На чем, в сущности, основана эта притягательная сила кулис? Отчего так манит людей, не причастных к театру, проникнуть в это запретное царство? Несомненно действует уже то, что, попадая за кулисы, ощущаешь какую-то редкую и лестную привилегированность. Однако во мне и в Баксте говорило не только это, но несомненно и своего рода “призвание” — то, что мы оба чувствовали себя “рожденными для театра”. На то, какую роль для меня играл театр с самого детства, я не раз здесь указывал, но, вероятно, театр играл немалую роль и в прошлом Левушки, бывшего на три года старше меня. Если в своих воспоминаниях, появившихся в каком-то парижском журнале в 1920-х годах1, Бакст многое и приврал (вроде того, что его малюткой нянчила на руках сама Аделина Патти), то все же несомненно, что он довольно рано заделался театралом. Но увлекался он тогда исключительно оперой и драмой, тогда как в балете Бакст (игравший впоследствии такую первопланную роль в “Ballets Russes” и придавший ему столько красоты и блеска!) не бывал вовсе и даже относился к этому роду театральных зрелищ с предубеждением, как это и полагалось в юношах того поколения, которое росло в эпоху “социально-утилитарного уклона”. Левушка даже недоумевал, почему часть его новых друзей допускает самое существование такого нелепого, легкомысленного и даже предосудительного зрелища. То ли дело серьезная опера или драма! Потребовалось лет пять, чтоб под нашим влиянием радикально изменилась такая его точка зрения.

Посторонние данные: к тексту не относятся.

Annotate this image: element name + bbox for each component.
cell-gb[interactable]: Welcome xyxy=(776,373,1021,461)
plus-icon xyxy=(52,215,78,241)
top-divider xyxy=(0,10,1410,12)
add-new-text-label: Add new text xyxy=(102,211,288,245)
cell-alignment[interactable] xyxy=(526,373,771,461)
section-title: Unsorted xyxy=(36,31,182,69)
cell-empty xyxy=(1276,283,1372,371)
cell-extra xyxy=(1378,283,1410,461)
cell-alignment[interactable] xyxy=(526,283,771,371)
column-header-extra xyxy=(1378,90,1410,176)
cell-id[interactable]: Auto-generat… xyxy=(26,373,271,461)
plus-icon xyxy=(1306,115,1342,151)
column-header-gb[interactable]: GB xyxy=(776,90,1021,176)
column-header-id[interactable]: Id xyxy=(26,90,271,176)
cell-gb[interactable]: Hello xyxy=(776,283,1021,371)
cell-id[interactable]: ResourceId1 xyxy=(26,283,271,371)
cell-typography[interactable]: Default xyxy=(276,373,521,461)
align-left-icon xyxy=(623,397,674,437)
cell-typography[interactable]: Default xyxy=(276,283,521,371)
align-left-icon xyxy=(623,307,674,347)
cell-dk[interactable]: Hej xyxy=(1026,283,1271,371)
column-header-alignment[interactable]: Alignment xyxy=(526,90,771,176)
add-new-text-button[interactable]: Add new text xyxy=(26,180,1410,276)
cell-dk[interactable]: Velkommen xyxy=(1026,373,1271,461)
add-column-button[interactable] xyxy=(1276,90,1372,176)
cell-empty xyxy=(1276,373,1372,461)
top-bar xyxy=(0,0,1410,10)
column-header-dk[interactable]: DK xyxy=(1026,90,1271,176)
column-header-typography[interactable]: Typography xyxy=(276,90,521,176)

Совпал этот поворот с бурным пробуждением чувственности, когда наш целомудренный, “стыдливый, как девственница”, Левушка, красневший от малейшей сальности, побывал в Париже (это произошло в 1892 г., то была первая и очень краткая экскурсия, длившаяся не больше двух недель) и там, благодаря профессиональным гетерам, он впервые познал прелесть “бесстыжей Афродиты”. Он как-то среди дня забрел на Монмартре в какой-то подвальный кабачок и там прелестные особы, облаченные в адвокатские талары на голое тело, напоили его шампанским и, выманив у него несколько франков, почли своим долгом его deniaiser2. Рассказывал он про этот случай со смехом, но первое время и не без печали, скорбя о потери своей невинности....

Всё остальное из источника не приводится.